Another important target tissue for gene therapy is the mammalian liver, given its central role in metabolism and the production of serum proteins. A variety of techniques have been developed to transfer genes into the liver. Cultured hepatocytes have been genetically modified by retroviral vectors [(Wolff, J. A. et al. PNAS 84:3344–3348 (1987) (Ledley, F. D., Darlington, G. J., Hahn, T. and Woo, S.C.L. PNAS 84:5335–5339 (1987)] and re-implanted back into the livers in animals and in people [(J. R. Chowdhury et al. Science 254, 1802 (1991) (M. Grossman et al. Nature Genetics 6, 335 (1994)]. Retroviral vectors have also been delivered directly to livers in which hepatocyte division was induced by partial hepatectomy [(Kay, M. A. et al Hum Gene Ther. 3:641–647 (1992) (Ferry, N., Duplessis, O., Houssin, D., Danos, O. and Heard, J.-M. PNAS 88:8377–8381 (1991) (Kaleko, M., Garcia, J. V. and Miller, A. D. Hum Gene THer. 2:27–32 (1991)]. The injection of adenoviral vectors into the portal or systemic circulatory systems leads to high levels of foreign gene expression that is transient [(L. D. Stratford-Perricaudet, M. Levrero, J. F. Chasse, M. Perricaudet, P. Briand, Hum. Gene Ther. 1, 241 (1990) (H. A. Jaffe et al. Nat. Genet. 1, 372 (1992) (Q. Li, M. A. Kay, M. Finegold, L. D. Stratford-Perricaudet, S. L. C. Woo, Hum. Gene Ther. 4, 403 (1993)]. Non-viral transfer methods have included polylysine complexes of asialoglycoproteins that are injected into the system circulation [Wu, G. Y. and Wu, C. H. J. Biol. Chem. 263:14621–14624 (1988)].
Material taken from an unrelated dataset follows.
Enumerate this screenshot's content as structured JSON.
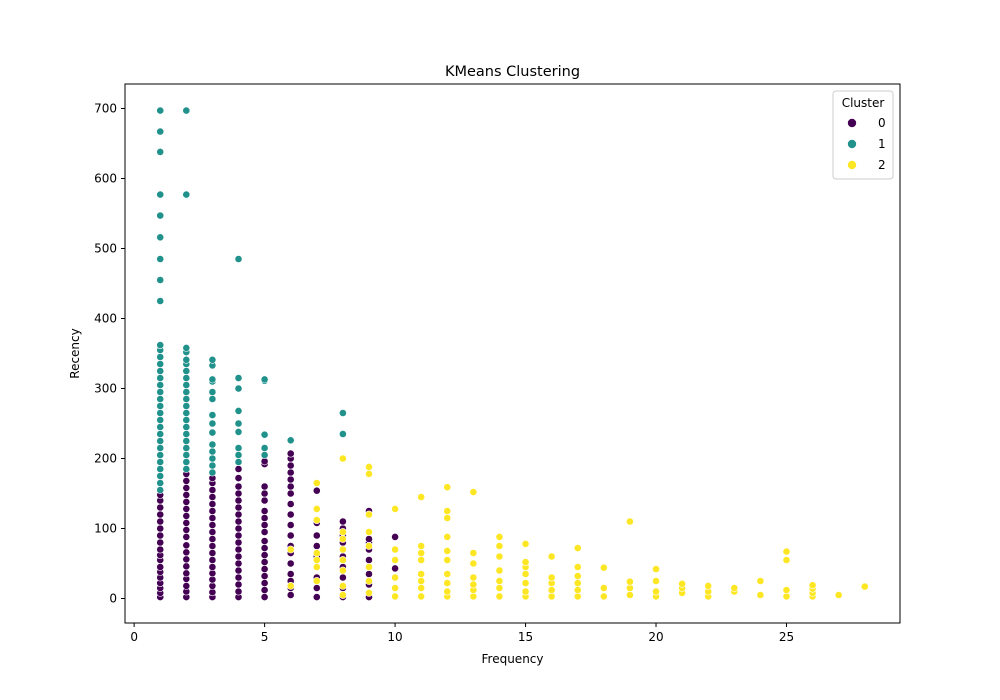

Foreign gene expression has also been achieved by repetitively injecting naked DNA in isotonic solutions into the liver parenchyma of animals treated with dexamethasone [(Malone, R. W. et al. JBC 269:29903–29907 (1994) (Hickman, M. A. Human Gene Therapy 5:1477–1483 (1994)]. Plasmid DNA expression in the liver has also been achieved via liposomes delivered by tail vein or intraportal routes [(Kaneda, Y., Kunimitsu, I. and Uchida, T. J. Biol. Chem. 264:12126–12129 (1989) (Soriano, P. et al. PNAS 80:7128–7131 (1983) Kaneda, Y., Iwai, K. and Uchida, T. Science 243:375–378 (1989)].
Despite this progress, there is still a need for a gene transfer method that can efficiently and safely cause the expression of foreign genes in the liver in a and/or repetitive manner.